Fiscal Doomsday: It could happen here
Published: Wednesday, October 16, 2013
Updated: Wednesday, October 16, 2013 22:10
The United States government is currently scheduled to reach the debt ceiling today, at which point it will no longer have authorization to borrow money unless Congress acts. At the time of writing, a resolution to raise the debt ceiling seems almost certain to pass both houses of Congress and be signed by the President. If a resolution had not passed, the government would have defaulted on its debt and there would have been catastrophic economic effects. However, the practice of accumulating more and more debt is unsustainable and will eventually lead to economic collapse on its own. While it would be catastrophic not to raise the debt ceiling this time around, the federal government must stop accumulating debt after this.
The federal government typically pays off old debt by selling new debt. While this alone does not increase the amount of the debt, excessive government spending does cause higher debt levels. The government then will eventually sell new debt to pay off that debt, plus create even more new debt by spending more down the road. This strategy cannot work forever. There is a reason you cannot pay your credit card bill with another credit card. If people were allowed to do this, they could run up increasing debt indefinitely until all their credit card companies blocked their line of credit. At this point, they would have little to no resources to pay off all that debt because they never had the money to begin with – it was all borrowed.
If the federal debt were being accumulated by any private citizen in the same way as the government, they would have long ago lost all lines of credit and possibly been arrested for fraud. However, the government has gotten away with it so far. According to US Treasury figures, about $5.5 billion of the almost $17 billion in debt is owned by foreign countries. Sooner or later, these countries are going to realize that at some point, the United States will be unable to pay back their debt. Although we may avoid a default this time around, it will certainly worry other countries. If America continues this financial strategy, it will eventually become such a large credit risk that other countries will either charge us higher interest rates or refuse to lend to us at all.
The former scenario is slightly better, but would prevent the government from borrowing as much money, which would force significant and immediate spending cuts as well as make it harder to pay off what debt we have already accumulated.
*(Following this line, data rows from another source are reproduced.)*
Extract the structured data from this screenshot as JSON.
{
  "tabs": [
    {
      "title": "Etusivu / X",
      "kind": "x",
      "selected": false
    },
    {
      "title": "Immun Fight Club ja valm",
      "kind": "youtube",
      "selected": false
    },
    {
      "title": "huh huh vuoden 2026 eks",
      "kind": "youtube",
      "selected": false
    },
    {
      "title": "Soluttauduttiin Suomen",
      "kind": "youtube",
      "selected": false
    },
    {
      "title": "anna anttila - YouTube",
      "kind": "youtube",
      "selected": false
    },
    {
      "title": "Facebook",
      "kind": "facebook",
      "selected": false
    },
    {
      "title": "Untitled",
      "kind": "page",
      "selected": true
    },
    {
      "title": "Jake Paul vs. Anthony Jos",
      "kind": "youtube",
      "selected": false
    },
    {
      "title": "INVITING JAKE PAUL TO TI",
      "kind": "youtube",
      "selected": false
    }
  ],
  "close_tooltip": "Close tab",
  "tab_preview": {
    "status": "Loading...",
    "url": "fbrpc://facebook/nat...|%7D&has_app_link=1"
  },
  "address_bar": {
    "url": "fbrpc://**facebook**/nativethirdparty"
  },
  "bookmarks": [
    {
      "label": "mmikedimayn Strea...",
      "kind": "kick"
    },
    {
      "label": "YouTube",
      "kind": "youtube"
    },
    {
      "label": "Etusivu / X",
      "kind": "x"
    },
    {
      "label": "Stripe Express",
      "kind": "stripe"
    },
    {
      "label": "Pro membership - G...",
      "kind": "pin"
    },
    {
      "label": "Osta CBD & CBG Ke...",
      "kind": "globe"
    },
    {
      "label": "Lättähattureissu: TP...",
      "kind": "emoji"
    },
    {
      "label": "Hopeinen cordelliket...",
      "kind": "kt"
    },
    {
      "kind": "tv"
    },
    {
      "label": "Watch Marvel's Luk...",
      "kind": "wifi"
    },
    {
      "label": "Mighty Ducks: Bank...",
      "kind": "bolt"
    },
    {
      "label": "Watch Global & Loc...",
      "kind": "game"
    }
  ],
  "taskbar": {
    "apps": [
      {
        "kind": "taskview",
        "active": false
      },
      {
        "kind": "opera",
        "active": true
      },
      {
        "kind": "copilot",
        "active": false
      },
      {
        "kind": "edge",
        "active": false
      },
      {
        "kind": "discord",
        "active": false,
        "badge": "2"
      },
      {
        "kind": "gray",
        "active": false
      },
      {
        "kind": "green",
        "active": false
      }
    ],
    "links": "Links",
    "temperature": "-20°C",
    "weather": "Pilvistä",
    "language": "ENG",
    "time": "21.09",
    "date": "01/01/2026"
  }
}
This will result in interest rates increasing again, and eventually it will come down to the second choice and countries will not lend us any more money. It is hard to say whether that will come soon, or whether they will raise interest rates first, but if we continue on this downward spiral, eventually countries will refuse to lend us any more money.
At that point, the American government would struggle to pay off what debt it already owes, which would significantly impact the economy. Greece accumulated so much debt it was unable to pay it back, and their economy has now tanked. This scenario would be far worse, since we have a far bigger economy than Greece ever had.
Once the debt becomes overdue, some countries will demand America pay it back immediately. Unfortunately, without being able to borrow more money to pay it back, the United States government will struggle to find other ways to get it. The small nation of Cyprus faced a similar predicament earlier this year, when they were on the verge of bankruptcy due to accumulated debt. In an attempt to resolve the crisis, the Cypriot government seized 37.5 percent of the money in all private bank accounts worth over 100,000 Euros (roughly $128,000.) This led to a run on the banks and devastated the economy even more. In an Associated Press article, University of Cyprus political scientist Antonis Ellinas predicted unemployment would “go through the roof” for several years.
Due to the fact that there are far more assets held in American bank accounts than Cypriot ones, the effects would again be much larger here. If it comes to that point, the American economy would be ruined for decades to come, perhaps longer.
If Congress starts cutting spending significantly and balancing the federal budget to avoid creating new debt, none of these potential doomsday scenarios will ever happen. However, if the government keeps accumulating more debt at faster rates than ever, it will eventually lead to the downfall of the American economy.